Il Centro Europeo per la Prevenzione e il Controllo delle Malattie (ECDC) ha pubblicato una valutazione del rischio che il virus Bundibugyo, agente dell’epidemia di Ebola in corso nella Repubblica Democratica del Congo (RDC) e in Uganda, raggiunga l'Unione Europea attraverso i viaggiatori.
L'epidemia, dichiarata Emergenza di Salute Pubblica di Interesse Internazionale dall'OMS, ha già registrato 635 casi confermati in RDC e 19 casi confermati in Uganda. La vera entità dell'epidemia è verosimilmente sottostimata, a causa delle difficoltà sanitarie intrinseche alle regioni coinvolte.

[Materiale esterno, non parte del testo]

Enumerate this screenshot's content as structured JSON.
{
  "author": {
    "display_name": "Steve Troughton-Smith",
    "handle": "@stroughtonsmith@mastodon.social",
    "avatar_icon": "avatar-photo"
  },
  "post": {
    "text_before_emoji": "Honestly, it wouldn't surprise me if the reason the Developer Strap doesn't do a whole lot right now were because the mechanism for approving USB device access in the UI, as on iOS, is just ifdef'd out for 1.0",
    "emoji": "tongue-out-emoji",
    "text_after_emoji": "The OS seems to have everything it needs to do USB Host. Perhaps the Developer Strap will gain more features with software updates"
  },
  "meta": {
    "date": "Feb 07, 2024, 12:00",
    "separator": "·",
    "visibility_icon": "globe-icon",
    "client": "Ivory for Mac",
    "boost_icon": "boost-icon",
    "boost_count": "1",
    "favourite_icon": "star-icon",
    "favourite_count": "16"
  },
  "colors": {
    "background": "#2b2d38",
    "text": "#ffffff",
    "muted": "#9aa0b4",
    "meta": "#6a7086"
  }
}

L'ECDC ha costruito un modello per stimare quante persone nella regione colpita si trovino in stato di esposizione o di infettività in un dato momento, calcolando poi la probabilità che uno di questi individui si imbarchino su un volo diretto verso l'UE/SEE. Il documento è rivolto principalmente alle autorità sanitarie nazionali, ma contiene indicazioni pratiche rilevanti per chiunque si occupi di medicina dei viaggi, malattie infettive, medicina d'urgenza o gestione del rischio infettivologico in ambito ospedaliero.
Il risultato principale è chiaro: si stima mediamente un caso importato ogni 24.000 viaggiatori che partano dalla zona focolaio verso l'Europa, con un range di incertezza che va da 1 ogni 13.000 a 1 ogni 54.000. Per il periodo specifico dall'11 al 25 giugno 2026, la probabilità di almeno un caso importato nell'intera area UE/SEE è stimata attorno allo 0,45%, calcolata nell'ipotesi che in questo periodo viaggino verso l'Europa circa 100 persone dalla zona colpita. L'ECDC specifica che 100 è già un numero alto rispetto ai flussi realmente attesi, tenuto conto della chiusura degli aeroporti locali e dei dati storici sui voli da quella regione, e che la probabilità reale è quindi verosimilmente ancora inferiore.
L’ECDC specifica come lo screening sintomatologico all'ingresso ha una specificità molto bassa. Poiché i sintomi precoci dell'infezione da BDBV (febbre, cefalea, mialgie) si sovrappongono a quelli di molte altre condizioni, qualsiasi screening basato sui sintomi produrrà quindi un numero molto elevato di falsi positivi. Il rischio concreto è quello di innescare isolamenti, test diagnostici e follow-up non necessari, questo non significa che il sospetto clinico non vada mai coltivato, ma vuol dire che la valutazione del rischio deve sempre integrare un'anamnesi che comprenda provenienza geografica e, soprattutto, la storia di eventuali esposizioni senza basarsi sulla sola presentazione sintomatologica.
L’ECDC specifica che queste stime di rischio si applicano esclusivamente alla popolazione generale. Il profilo di rischio degli operatori sanitari, dei volontari e del personale umanitario impegnato nella gestione dell'epidemia è profondamente diverso e richiede modelli e protocolli dedicati con la una gestione considerata caso per caso. Concretamente, un medico o un infermiere di rientro dalle regioni coinvolte, anche se asintomatico, dovrebbe essere valutato con un protocollo specifico che includa la raccolta dettagliata dell'anamnesi epidemiologica, con attenzione al tipo di attività svolta, all'utilizzo corretto dei dispositivi di protezione individuale e all'eventuale esposizione ai pazienti. A questo si aggiunge la necessità di un periodo di sorveglianza attiva dei sintomi, e di un punto di riferimento clinico a cui rivolgersi in caso di comparsa di sintomi nel periodo di incubazione fino a 21 giorni. È opportuno che le strutture ospedaliere e i medici di medicina generale in contatto con personale umanitario di ritorno dalle zone colpite si dotino già ora di un percorso chiaro concordato con le autorità sanitarie regionali per il controllo della malattia.
L'ECDC sottolinea infine che le stime attuali reggono solo se l'epidemia rimane confinata alle aree ora coinvolte. Un'eventuale estensione ad altre regioni, in particolare quelle con aeroporti ben collegati o zone a maggior flusso turistico, renderebbe necessario un aggiornamento immediato della valutazione. In tutti questi casi, il rapporto ECDC andrebbe considerato superato e le valutazioni locali di rischio aggiornate di conseguenza.